Download or read book A Second Course in Elementary Differential Equations written by Paul Waltman and published by Elsevier. This book was released on 2014-05-10 with total page 272 pages. Available in PDF, EPUB and Kindle. Book excerpt: A Second Course in Elementary Differential Equations deals with norms, metric spaces, completeness, inner products, and an asymptotic behavior in a natural setting for solving problems in differential equations. The book reviews linear algebra, constant coefficient case, repeated eigenvalues, and the employment of the Putzer algorithm for nondiagonalizable coefficient matrix. The text describes, in geometrical and in an intuitive approach, Liapunov stability, qualitative behavior, the phase plane concepts, polar coordinate techniques, limit cycles, the Poincaré-Bendixson theorem. The book explores, in an analytical procedure, the existence and uniqueness theorems, metric spaces, operators, contraction mapping theorem, and initial value problems. The contraction mapping theorem concerns operators that map a given metric space into itself, in which, where an element of the metric space M, an operator merely associates with it a unique element of M. The text also tackles inner products, orthogonality, bifurcation, as well as linear boundary value problems, (particularly the Sturm-Liouville problem). The book is intended for mathematics or physics students engaged in ordinary differential equations, and for biologists, engineers, economists, or chemists who need to master the prerequisites for a graduate course in mathematics.

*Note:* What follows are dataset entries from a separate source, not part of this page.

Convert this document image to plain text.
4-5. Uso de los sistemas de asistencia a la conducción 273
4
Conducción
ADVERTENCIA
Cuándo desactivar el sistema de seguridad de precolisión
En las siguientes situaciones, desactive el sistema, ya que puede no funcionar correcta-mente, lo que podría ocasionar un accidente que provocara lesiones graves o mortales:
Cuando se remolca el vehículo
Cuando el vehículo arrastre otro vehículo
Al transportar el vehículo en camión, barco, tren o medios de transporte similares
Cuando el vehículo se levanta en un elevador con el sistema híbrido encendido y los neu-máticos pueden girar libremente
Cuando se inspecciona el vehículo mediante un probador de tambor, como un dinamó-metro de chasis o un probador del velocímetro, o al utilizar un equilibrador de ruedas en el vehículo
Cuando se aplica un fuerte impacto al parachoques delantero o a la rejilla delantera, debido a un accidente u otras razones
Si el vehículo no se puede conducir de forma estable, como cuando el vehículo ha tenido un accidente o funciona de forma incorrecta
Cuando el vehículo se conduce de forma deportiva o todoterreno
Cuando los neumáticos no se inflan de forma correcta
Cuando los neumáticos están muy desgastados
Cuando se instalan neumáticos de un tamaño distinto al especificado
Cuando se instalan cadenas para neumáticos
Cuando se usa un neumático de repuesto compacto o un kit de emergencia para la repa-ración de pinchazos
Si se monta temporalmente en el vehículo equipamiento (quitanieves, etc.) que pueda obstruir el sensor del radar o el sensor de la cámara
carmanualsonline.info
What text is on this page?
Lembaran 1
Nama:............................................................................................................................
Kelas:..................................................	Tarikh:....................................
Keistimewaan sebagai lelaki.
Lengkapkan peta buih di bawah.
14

Download or read book Modern Elementary Differential Equations written by Richard Bellman and published by Courier Corporation. This book was released on 1995-01-01 with total page 260 pages. Available in PDF, EPUB and Kindle. Book excerpt: Designed to introduce students to the theory and applications of differential equations and to help them formulate scientific problems in terms of such equations, this undergraduate-level text emphasizes applications to problems in biology, economics, engineering, and physics. This edition also includes material on discontinuous solutions, Riccati and Euler equations, and linear difference equations.

Download or read book Notes on Diffy Qs written by Jiri Lebl and published by . This book was released on 2019-11-13 with total page 468 pages. Available in PDF, EPUB and Kindle. Book excerpt: Version 6.0. An introductory course on differential equations aimed at engineers. The book covers first order ODEs, higher order linear ODEs, systems of ODEs, Fourier series and PDEs, eigenvalue problems, the Laplace transform, and power series methods. It has a detailed appendix on linear algebra. The book was developed and used to teach Math 286/285 at the University of Illinois at Urbana-Champaign, and in the decade since, it has been used in many classrooms, ranging from small community colleges to large public research universities. See https: //www.jirka.org/diffyqs/ for more information, updates, errata, and a list of classroom adoptions.

Download or read book Modern Robotics written by Kevin M. Lynch and published by Cambridge University Press. This book was released on 2017-05-25 with total page 545 pages. Available in PDF, EPUB and Kindle. Book excerpt: A modern and unified treatment of the mechanics, planning, and control of robots, suitable for a first course in robotics.